Better Boards, Real Value
Directorios al Descubierto – Desafíos reales de Directorios reales (y cómo superarlos)
El CEO de una gran empresa minera envió una resolución. El documento modifcó la estructura organizacional y trasladó la Gerencia Corporativa de Seguridad y Salud Ocupacional hacia la Vicepresidencia de Gestión de Personas. La resolución explicaba que el cambio buscaba “hacer mayor sinergia entre las distintas áreas de seguridad y gestión de personas” y “fortalecer que la seguridad sea el principal valor de cara a nuestros trabajadores y en línea con las mejores prácticas de mercado.”
Poco tiempo después, seis trabajadores murieron.
No estoy afirmando causalidad entre una decisión organizacional y un derrumbe. Estoy señalando algo más profundo: lo que una empresa revela sobre sí misma cuando decide dónde ubicar la función de seguridad en su organigrama. Porque esa decisión expresa, mejor que cualquier discurso, cómo entiende el riesgo que enfrenta.
Andrew Hopkins, probablemente el mayor experto mundial en desastres industriales, ha documentado durante décadas una confusión que sigue cobrando vidas: la diferencia entre seguridad personal y seguridad de proceso. La seguridad personal es lo que la mayoría imagina cuando escucha la palabra “seguridad”: cascos, guantes, charlas de inicio de turno, carteles motivacionales, tasas de accidentes con tiempo perdido. La seguridad de proceso es otra cosa completamente distinta: la integridad de los sistemas que evitan que una planta explote, que una represa colapse, que una mina se derrumbe.

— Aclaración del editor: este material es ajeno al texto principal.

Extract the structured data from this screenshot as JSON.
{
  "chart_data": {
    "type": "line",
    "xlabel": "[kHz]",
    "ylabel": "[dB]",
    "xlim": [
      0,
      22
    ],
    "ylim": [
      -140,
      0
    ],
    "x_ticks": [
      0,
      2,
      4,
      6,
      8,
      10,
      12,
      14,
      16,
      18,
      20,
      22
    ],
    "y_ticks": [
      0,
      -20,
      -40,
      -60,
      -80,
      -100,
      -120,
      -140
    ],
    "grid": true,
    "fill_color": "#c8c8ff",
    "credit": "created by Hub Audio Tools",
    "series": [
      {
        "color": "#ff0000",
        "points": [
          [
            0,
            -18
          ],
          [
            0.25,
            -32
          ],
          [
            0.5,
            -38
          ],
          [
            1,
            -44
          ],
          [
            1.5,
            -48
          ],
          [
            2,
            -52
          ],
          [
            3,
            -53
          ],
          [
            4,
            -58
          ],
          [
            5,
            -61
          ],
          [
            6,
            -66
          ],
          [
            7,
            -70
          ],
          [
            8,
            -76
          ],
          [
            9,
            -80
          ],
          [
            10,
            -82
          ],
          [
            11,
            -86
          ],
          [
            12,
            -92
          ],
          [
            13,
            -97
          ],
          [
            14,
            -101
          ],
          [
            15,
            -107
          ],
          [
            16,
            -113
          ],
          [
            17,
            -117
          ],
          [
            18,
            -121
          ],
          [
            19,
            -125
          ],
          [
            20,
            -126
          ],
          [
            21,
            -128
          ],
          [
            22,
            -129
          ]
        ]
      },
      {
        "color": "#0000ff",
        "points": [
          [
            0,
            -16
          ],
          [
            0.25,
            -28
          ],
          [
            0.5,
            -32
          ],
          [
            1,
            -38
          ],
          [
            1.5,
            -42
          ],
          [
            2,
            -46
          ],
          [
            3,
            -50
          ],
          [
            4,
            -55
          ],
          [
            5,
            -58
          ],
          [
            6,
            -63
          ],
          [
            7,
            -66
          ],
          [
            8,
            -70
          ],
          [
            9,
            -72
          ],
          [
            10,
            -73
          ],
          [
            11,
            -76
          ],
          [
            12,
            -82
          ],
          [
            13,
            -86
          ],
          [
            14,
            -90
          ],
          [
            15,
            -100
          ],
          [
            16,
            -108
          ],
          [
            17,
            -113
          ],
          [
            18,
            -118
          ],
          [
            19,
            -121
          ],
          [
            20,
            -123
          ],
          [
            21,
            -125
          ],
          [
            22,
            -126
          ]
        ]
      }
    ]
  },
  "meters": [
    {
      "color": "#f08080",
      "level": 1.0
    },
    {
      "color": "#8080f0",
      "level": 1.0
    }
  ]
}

Hopkins advierte con insistencia: “La seguridad se entiende a menudo como un asunto de resbalones, tropezones y caídas, y no como los riesgos mayores que pueden hacer volar la planta.” Cuando una organización confunde ambas, ubica la función de seguridad junto a capacitación, bienestar laboral y clima organizacional. La seguridad se convierte en un tema de personas, no de integridad operacional.
El Baker Panel documentó exactamente este problema en BP tres años antes de la tragedia del Deepwater Horizon. Encontró que BP “atendía indicadores de seguridad personal que se consideraban superiores al promedio de la industria, e infirió erróneamente que estos indicadores positivos también indicaban una seguridad de proceso adecuada.” BP tenía excelentes métricas de resbalones y caídas cuando su plataforma voló por los aires. Pike River en Nueva Zelanda mostraba indicadores de seguridad personal que mejoraban mientras veintiún reportes de metano en volúmenes explosivos se acumulaban sin que nadie actuara.
Para los directorios de América Latina, la consecuencia es operacional e inmediata. La pregunta no es si su empresa tiene un programa de seguridad. Probablemente lo tiene, con charlas iniciales de cinco minutos, equipos de protección personal y afiches en las paredes. La pregunta es si su directorio distingue entre la seguridad que protege al trabajador de un tropiezo y la seguridad que impide que el sistema entero colapse. ¿Dónde vive organizacionalmente la función de riesgo existencial en su empresa? ¿Reporta a alguien con autoridad operacional y expertise técnica, o reporta desde un área de soporte sin capacidad de cuestionar las decisiones de la línea de producción?
La corporación que firmó aquella resolución opera la mina subterránea más grande del mundo (El Teniente). Trasladó la seguridad hacia Gestión de Personas: la vicepresidencia que administra nóminas, capacitación y clima laboral. El lenguaje oficial es revelador: “sinergia entre seguridad y gestión de personas.” Es la expresión organizacional exacta de lo que Hopkins describe: enmarcar la seguridad como un tema de comportamiento individual y no como un tema de integridad de proceso operacional, riesgo sísmico y permisos regulatorios. Al ubicar la función en una vicepresidencia sin autoridad operacional ni expertise geotécnica, la reorganización creó independencia formal sin capacidad real de cuestionar las decisiones de producción dentro de la mina.
La próxima vez que su directorio reciba un reporte de seguridad con indicadores en verde, hágase una sola pregunta: ¿estamos midiendo resbalones o estamos midiendo la probabilidad de que el sistema colapse? Son dos preguntas completamente diferentes. Y confundirlas puede ser letal.
P.D. En el organigrama de su empresa, ¿la función de seguridad de proceso tiene línea directa al directorio? Si tiene que pensarlo más de dos segundos, la respuesta es no.